C’est un petit billard à l’usage des enfants. Il consiste en une sorte de table inclinée, dont la surface est garnie, à partir d’une certaine distance des bandes, de gros fils de fer en forme de fer à cheval et formant une série de petits ponts disséminés çà et là, sous lesquels la bille doit passer, tout en heurtant, à droite ou à gauche, les tiges qui représentent les côtés des arches. Le joueur se place devant la petite bande d’en bas, et il pousse la bille avec une queue dans l’espace qui se trouve entre les ponts de fil de fer et la grande bande de droite. Il faut bien calculer la force d’impulsion qu’on imprime à la bille. Si le coup est trop faible, la bille ne fait en montant le long du billard qu’une partie du chemin qu’elle devrait parcourir, et descendant par son propre poids, elle revient par le même chemin et sans résultat à la place d’où elle est partie.

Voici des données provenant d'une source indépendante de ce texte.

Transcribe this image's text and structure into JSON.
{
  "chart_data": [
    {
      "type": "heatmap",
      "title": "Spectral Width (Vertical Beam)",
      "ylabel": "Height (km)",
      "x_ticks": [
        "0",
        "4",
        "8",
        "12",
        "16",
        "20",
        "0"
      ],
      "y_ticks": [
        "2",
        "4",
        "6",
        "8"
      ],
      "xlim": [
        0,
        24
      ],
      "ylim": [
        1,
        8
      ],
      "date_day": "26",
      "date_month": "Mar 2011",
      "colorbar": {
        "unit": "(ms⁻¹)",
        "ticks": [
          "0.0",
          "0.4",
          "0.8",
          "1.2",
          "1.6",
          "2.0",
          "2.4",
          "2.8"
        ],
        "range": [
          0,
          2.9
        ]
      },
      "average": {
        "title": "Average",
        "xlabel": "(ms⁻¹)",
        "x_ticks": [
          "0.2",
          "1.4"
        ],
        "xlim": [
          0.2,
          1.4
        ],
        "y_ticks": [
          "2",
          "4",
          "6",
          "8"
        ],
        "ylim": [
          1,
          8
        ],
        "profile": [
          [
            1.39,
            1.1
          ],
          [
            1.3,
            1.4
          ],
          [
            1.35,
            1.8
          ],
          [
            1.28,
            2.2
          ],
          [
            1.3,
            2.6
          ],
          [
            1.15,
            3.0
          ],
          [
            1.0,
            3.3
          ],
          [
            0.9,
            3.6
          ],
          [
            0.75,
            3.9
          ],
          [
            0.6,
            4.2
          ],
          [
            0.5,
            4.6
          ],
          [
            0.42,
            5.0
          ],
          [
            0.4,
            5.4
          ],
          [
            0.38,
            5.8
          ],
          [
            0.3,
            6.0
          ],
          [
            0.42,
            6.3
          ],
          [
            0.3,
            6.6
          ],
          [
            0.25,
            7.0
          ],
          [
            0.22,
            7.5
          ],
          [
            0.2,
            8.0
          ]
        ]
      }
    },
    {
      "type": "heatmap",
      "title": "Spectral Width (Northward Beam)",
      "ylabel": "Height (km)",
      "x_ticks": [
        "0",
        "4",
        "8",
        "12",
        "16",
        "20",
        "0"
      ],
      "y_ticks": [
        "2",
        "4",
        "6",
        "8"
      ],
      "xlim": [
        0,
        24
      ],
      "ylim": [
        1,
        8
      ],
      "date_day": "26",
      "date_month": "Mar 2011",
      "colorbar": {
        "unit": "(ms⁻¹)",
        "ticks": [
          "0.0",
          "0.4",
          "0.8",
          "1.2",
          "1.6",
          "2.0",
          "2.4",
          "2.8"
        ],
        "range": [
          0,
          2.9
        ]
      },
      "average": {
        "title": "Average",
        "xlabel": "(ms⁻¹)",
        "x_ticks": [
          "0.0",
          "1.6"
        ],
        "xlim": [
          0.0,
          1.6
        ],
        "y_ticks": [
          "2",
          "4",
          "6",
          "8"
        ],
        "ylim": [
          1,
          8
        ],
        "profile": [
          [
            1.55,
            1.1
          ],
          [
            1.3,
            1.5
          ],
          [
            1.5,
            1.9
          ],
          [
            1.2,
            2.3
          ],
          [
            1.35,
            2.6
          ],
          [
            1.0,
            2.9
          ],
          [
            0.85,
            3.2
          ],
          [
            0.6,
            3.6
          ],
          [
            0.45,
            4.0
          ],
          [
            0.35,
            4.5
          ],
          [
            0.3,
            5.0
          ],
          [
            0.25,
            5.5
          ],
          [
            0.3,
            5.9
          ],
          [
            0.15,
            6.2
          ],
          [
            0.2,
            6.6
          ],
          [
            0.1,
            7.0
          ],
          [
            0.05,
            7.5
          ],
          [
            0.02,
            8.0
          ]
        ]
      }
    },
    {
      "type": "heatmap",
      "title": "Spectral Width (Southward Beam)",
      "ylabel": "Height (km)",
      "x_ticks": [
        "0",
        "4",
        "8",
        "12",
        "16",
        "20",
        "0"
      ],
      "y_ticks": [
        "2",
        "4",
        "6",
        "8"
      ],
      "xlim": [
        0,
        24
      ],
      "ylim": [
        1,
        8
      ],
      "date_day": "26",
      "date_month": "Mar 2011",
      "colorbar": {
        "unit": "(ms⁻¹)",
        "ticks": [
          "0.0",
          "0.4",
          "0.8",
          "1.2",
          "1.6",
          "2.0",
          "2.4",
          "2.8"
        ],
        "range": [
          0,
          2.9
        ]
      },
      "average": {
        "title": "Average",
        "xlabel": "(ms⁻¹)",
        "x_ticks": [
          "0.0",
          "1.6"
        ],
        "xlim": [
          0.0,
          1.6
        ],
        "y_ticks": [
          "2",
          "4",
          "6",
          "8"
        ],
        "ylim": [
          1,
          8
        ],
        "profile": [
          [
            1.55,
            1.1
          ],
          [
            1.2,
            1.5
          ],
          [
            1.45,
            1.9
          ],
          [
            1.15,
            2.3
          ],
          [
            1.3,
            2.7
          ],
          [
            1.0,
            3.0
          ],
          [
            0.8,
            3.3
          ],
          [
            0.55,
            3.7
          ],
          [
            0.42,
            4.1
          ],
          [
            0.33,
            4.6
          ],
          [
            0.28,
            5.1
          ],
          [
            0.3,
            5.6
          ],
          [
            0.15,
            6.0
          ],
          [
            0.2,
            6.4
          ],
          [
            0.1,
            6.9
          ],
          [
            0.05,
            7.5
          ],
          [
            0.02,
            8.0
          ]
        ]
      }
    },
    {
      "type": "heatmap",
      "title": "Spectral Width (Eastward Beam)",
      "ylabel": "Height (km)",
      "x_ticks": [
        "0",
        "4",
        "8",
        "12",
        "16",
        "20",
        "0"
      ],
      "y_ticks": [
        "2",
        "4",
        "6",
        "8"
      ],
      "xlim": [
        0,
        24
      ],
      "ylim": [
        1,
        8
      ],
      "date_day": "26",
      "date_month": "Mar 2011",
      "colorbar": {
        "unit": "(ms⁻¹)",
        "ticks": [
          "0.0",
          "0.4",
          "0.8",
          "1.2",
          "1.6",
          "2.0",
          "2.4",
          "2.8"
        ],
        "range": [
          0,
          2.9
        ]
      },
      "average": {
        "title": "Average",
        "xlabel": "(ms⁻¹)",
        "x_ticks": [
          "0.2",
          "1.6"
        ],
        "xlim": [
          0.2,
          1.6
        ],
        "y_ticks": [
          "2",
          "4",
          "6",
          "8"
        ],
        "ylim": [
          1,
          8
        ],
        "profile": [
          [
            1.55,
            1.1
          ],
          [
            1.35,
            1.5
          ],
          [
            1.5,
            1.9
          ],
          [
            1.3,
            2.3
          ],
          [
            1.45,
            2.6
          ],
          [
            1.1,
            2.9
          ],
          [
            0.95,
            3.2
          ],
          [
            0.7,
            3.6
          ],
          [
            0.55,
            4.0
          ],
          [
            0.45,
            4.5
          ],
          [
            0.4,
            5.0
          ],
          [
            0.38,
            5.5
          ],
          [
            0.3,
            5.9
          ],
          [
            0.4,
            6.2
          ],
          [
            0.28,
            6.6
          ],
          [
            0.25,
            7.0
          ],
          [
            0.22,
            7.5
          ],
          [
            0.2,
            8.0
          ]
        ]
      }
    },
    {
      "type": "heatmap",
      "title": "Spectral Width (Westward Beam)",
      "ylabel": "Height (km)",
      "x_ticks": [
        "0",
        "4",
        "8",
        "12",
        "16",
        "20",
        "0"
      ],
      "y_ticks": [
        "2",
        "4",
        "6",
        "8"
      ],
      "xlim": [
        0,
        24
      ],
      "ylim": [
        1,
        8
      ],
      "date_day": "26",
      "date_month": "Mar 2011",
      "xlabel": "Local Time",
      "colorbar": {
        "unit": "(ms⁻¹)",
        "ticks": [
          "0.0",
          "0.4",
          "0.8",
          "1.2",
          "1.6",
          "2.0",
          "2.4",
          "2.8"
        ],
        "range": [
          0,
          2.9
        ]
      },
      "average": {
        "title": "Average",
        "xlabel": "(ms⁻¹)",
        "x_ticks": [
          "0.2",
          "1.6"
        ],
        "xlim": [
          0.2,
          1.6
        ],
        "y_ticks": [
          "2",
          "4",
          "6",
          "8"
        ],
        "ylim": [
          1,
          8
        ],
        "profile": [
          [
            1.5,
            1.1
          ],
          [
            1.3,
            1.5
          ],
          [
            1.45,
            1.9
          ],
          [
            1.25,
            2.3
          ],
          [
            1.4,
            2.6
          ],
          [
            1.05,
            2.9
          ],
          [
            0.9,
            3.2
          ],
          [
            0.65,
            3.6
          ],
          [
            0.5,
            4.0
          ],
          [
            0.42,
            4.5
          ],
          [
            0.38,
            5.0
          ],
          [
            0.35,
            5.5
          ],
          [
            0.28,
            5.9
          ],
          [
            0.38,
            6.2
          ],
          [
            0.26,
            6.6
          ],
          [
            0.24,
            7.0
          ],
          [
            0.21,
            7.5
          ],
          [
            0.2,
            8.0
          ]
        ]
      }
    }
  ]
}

Si le coup est trop fort, la bille remontant toute la longueur du billard à droite, traverse l’espace qui se trouve entre les ponts et la petite bande d’en haut, et redescend par le côté gauche, également sans résultat. Il faut donc que le coup soit donné de telle sorte que la bille, ayant reçu l’impulsion nécessaire pour monter tout le long du billard à droite, arrive au milieu de la petite bande du haut, et que, descendant aussitôt, elle passe sous les petits ponts, allant tantôt à celui-ci, tantôt à celui-là ; repoussée d’un côté, repoussée de l’autre, mais poursuivant toujours sa route, elle parvient enfin au dernier rang de ces ponts qui portent des numéros plus ou moins élevés, et le joueur tient note du numéro du pont sous lequel sa bille a passé. Le joueur suivant fait de même, chacun jouant à son tour un seul coup, et celui des joueurs qui atteint le plus tôt le nombre de points dont on est convenu gagne la partie.